農産物・牛馬・繭などは、せり市を開いて取引をすることがある。野菜は旧市内以外にも生産地に近い場所に、何ヵ所か市場があった。ふつうの農家で野菜の運搬に荷車やリヤカーを使っていたころには、出荷する場所は近いほどよかった。また、行商や小売店などのせりに参加する側では、少しでもいい品物を安く仕入れようと、何ヵ所も市場を回った。
今はなくなったが、松代町の寺尾青果市場は昭和の初めに始まった。当時は車がなく、近隣の農家は長野の市場までもっていくのが大変だったので、ここへもちこんだ。農家では農産物を畑から直接市場へもってきて、五〇本、一〇〇本単位で新聞紙や藁(わら)の上に並べた。せりに参加できるのは、松代青果商組合に入会金を払って加入した人で、加入すれば屋号でよばれた。
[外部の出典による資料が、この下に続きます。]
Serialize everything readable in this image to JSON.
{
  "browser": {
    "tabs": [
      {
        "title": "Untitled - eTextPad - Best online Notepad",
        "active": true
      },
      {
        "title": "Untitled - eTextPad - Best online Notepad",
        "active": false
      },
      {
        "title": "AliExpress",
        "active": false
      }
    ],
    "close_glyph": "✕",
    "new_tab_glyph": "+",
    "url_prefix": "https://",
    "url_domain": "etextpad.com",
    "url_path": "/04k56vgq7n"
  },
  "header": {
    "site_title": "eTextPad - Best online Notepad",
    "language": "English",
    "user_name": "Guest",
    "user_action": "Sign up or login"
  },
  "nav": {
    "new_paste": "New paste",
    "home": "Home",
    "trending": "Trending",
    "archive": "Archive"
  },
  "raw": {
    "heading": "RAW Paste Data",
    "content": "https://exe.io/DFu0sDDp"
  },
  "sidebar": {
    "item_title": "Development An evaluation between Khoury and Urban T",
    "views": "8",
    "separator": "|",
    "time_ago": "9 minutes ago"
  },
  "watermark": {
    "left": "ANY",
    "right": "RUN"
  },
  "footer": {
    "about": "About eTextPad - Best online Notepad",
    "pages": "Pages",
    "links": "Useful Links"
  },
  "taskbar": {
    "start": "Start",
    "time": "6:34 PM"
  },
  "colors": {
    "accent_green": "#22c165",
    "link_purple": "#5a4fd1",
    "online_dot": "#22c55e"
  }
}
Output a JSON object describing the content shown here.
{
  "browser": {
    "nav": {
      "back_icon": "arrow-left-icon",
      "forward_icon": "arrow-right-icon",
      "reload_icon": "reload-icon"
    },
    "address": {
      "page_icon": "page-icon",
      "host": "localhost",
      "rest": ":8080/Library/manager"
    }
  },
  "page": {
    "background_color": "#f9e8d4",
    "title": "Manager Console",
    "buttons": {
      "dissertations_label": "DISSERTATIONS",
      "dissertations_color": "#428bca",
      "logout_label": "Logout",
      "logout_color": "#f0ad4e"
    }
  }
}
セリオヤ(競り親)は松代で八百屋をやっている人を朝のせりの時間だけ、市場で頼んできてもらった。せりがすんだものは、だれがせり落としたかを申しでて市場で記録した。これをチョウツケといった。市場ではチョウツケの伝票を見て、生産者から売り上げの合計の八パーセントの手数料をとった。手数料の支払いは随時だったが、昔は盆暮れ勘定が多かった。そのうちにだんだん、月ごとの支払いへと変わった。せりに参加したのは、ヒキウリといい、リヤカーをひいて青木島・旧長野市・川中島を行商をして歩く女の人たちだった。
繭は昔は繭買いが各戸を回って買いあつめていたが、繭糸(けんし)会社ができてからはせり市となった。戸部では、更級繭糸ができてからせり市に出すようになった。せり市は篠ノ井でおこなわれることが多かった。繭を出荷するごとに、せりをやった。せりで高く値を付けさせるために、売り子に懸賞をつけたこともあった。これは、自分の家の繭がどれくらいで売れたかを自慢するためのものであったという。
そのほかせり売りしたものには、古着・瀬戸物、家が破産したときの家財道具などがあった。